4.3.2.2 les termes appartenant au registre familier

Nous avons relevé dans notre corpus un certain nombre de termes qui appartiennent au registre familier ou populaire (et qui sont marqués comme tels dans un dictionnaire de langue générale). Nous avons cherché ces termes dans le Novo Dicionário Aurélio da Lingua Portuguesa, afin de vérifier si le sens qu’ils ont dans notre contexte était également enregistré dans un dictionnaire de langue.

  • faturar

le premier sens de ce verbe est celui du français “ facturer ”. Toutefois, ce verbe est marqué “ bras. populaire ” avec le sens de “ tirer un profit matériel, gagner beaucoup d’argent ”. C’est en général avec ce dernier sens que ce verbe apparaît dans notre corpus. Ainsi, les contextes d’actualisation suivent le modèle suivant : ‘“ a empresa fatura 4,5 bilhões de dólares por ano com sua atividade ”’ (Veja, 12/6/91) [l’entreprise réalise un chiffre d’affaires de 4,5 milliards de dollars par an avec son activité]. De la même façon, faturamento, qui au départ signifie [facturation], est utilisé dans notre corpus avec le sens de [chiffre d’affaires] : ‘“ essa rota aumentou o faturamento da TAM em mais de um milhão de dolares ”’ (Veja, 7/8/91) [cette destination a augmenté le chiffre d’affaires de la TAM de plus d’un million de dollars]. Faturar a une fréquence de 60, et faturamento de 89, ils figurent donc parmi les termes les plus fréquents, et ces deux termes sont communs aux revues générales et spécialisées. C’est avec le sens enregistré comme “ populaire ” dans un dictionnaire de langue que ces deux termes sont actualisés dans notre corpus.

  • pacote

le premier sens de pacote est celui du français [paquet]. On retrouve ensuite les sens suivants : “ par extension : combinaison d’éléments qui sont en relation, et qui forment un tout. Brésil : série de décrets-lois pris en une seule fois ”. C’est avec ce sens que pacote est employé dans notre corpus.

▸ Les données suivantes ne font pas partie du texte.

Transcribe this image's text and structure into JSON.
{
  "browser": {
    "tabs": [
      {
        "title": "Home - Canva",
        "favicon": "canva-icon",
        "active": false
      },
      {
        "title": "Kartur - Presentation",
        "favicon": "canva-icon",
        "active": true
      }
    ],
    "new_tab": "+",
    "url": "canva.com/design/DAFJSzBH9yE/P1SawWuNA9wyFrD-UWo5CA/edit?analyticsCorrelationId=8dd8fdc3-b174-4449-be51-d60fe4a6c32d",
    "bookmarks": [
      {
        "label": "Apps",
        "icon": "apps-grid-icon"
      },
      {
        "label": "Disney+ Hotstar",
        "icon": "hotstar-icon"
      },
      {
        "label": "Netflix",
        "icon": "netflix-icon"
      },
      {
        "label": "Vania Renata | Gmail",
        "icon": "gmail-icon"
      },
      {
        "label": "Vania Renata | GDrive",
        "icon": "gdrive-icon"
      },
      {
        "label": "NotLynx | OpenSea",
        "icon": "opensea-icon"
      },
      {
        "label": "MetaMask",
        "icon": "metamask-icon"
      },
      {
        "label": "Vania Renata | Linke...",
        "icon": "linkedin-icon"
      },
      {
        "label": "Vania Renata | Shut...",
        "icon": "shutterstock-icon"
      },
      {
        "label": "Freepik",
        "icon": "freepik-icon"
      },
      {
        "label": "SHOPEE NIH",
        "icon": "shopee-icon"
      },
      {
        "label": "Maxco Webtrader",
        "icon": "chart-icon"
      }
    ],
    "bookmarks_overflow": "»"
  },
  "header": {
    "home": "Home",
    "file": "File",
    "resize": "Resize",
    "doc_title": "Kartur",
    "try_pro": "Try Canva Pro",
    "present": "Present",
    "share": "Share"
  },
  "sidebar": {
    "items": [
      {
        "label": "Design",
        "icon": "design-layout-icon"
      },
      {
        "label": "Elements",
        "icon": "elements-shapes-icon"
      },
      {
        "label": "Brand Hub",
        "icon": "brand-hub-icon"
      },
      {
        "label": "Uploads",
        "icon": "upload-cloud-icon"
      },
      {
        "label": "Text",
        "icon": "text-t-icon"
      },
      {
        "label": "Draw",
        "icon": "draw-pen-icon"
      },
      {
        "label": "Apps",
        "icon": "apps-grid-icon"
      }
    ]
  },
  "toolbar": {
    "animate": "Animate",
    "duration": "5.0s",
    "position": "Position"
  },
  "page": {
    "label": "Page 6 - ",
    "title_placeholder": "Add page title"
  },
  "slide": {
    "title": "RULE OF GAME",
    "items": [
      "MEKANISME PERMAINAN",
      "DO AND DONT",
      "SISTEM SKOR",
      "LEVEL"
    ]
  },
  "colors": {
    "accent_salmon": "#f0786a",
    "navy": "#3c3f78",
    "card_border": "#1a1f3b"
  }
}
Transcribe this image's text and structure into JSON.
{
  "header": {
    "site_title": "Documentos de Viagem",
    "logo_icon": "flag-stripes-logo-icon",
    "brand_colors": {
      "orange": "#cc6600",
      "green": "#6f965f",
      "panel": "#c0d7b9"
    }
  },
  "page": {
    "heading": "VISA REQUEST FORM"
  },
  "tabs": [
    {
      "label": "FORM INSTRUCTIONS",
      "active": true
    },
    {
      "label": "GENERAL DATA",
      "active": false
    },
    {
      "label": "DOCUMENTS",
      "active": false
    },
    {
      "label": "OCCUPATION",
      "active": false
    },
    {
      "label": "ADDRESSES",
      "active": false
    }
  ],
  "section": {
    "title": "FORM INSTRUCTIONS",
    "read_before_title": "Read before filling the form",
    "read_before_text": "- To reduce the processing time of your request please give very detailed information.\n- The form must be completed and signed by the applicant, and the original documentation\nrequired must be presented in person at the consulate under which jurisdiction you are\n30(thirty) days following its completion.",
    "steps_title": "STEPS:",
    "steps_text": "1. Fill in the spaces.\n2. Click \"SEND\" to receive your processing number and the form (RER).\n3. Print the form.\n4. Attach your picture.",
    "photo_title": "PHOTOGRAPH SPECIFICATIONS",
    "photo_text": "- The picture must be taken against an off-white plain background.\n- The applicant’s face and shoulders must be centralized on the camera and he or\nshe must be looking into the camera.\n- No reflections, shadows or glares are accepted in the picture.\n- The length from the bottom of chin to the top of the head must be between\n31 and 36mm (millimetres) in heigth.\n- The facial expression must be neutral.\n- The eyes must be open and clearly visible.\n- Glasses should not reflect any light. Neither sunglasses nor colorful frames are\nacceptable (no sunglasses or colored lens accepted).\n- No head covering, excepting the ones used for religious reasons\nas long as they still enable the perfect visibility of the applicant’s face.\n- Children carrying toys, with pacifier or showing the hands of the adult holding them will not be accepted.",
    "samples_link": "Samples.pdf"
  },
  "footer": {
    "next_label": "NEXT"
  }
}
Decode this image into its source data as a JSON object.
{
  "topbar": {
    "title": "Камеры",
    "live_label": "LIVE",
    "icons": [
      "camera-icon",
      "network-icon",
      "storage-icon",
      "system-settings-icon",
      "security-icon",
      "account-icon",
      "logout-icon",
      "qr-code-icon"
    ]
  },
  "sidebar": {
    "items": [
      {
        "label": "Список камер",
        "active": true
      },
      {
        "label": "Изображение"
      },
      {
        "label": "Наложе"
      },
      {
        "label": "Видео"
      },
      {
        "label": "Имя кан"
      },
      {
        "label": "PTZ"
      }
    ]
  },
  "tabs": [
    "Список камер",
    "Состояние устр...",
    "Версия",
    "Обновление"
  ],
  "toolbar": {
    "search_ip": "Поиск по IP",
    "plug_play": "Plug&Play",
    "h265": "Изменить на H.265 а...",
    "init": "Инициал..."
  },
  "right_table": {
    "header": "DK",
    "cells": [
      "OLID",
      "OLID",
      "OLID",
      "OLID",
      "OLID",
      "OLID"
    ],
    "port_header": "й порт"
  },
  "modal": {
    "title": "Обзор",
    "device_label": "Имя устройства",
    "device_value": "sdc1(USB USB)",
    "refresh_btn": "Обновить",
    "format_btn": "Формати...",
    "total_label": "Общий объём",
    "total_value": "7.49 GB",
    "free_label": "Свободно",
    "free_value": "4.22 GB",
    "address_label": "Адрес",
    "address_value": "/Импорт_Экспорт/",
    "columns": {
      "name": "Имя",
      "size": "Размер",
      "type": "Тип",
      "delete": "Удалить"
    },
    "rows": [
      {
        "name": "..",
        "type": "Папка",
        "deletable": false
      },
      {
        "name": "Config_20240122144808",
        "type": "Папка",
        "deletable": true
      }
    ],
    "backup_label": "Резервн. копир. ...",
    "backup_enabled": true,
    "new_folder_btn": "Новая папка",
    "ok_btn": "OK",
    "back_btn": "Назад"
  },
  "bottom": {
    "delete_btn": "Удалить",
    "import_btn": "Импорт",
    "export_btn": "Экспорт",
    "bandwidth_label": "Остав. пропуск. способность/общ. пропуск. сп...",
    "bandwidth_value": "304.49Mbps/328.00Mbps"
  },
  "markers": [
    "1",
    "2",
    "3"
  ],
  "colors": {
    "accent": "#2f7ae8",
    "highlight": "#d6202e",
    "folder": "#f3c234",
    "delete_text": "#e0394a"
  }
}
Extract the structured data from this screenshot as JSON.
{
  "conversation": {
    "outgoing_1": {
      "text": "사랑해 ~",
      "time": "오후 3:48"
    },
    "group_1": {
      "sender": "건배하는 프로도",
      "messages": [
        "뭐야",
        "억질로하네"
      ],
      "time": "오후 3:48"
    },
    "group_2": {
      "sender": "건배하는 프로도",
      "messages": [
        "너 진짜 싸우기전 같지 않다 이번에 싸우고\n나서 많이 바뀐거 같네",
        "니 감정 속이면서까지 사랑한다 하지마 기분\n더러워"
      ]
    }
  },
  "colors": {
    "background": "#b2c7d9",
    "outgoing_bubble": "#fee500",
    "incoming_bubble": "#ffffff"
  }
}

Ex : “ o único efeito que o governo consegue editando pacotes e mais pacotes é desorganisar o sistema produtivo e agravar os problemas sociais ” (Veja, 11/9/91) [le seul effet obtenu par le gouvernement en imposant un train de mesures après l’autre, c’est de désorganiser le système productif et d’aggraver les problèmes sociaux] ; “ o que seria um Banco Central independente no país da inflação, do confisco e dos pacotes ? ” (Veja, 29/5/91) [que serait une Banque Centrale indépendante au pays de l’inflation, de la confiscation et des trains de mesures ?]. Pacote  a une fréquence élevée (36) ; ce n’est pas vraiment un terme du registre familier en tant que tel, c’est plutôt l’utilisation qu’on en fait. Il fait référence a une pratique qui a tendance à se répéter de façon excessive dans la vie économique et politique du pays, faisant, défaisant et refaisant les “ règles du jeu ” économique. Le deuxième contexte d’actualisation, qui contient à la fois pacote , inflação et confisco est d’ailleurs très intéressant, car très révélateur d’une situation globale. Nous reviendrons sur ce terme un peu plus loin, car il fait l’objet de divers “ traitements ” : métaphorisation, augmentation / diminution, etc.

  • calote

calote est présenté comme un diminutif de “ calo ” qui, régionalement, et dans le registre familier, signifie “ dette non payée et/ou contractée sans intention de paiement ”. L’expression “levar um calote ” ressemblant beaucoup au français “ se prendre une calotte ”, nous avons voulu vérifier si, justement, calote ne viendrait pas du français “ calotte ”. Après consultation d’un dictionnaire étymologique, il apparaît que l’origine de calote est incertaine, mais qu’il viendrait peut-être du français “ culotte ”, terme du jeu de domino. Le petit Robert nous donne une indication fort intéressante : “ prendre une culotte : perdre un forte somme au jeu ”. Il nous semble que cette expression pourrait être à l’origine du portugais calote ; remarquons que le mot “ carotte ” est également utilisé, en français familier, pour désigner une somme d’argent due et non payée (on sait que de nombreuses expressions françaises ont “ émigré ” au Brésil aux XVII° et XVII° siècles). Bien que familier, calote est beaucoup employé (sa fréquence est élevée), mais surtout dans les revues générales. Ses contextes d’actualisation font généralement référence à des entreprises ou des clients “ mauvais payeurs ”, mais aussi à l’éventualité d’un non-remboursement des capitaux bloqués en 1990 (voir chapitre 2, en 2.5.1) .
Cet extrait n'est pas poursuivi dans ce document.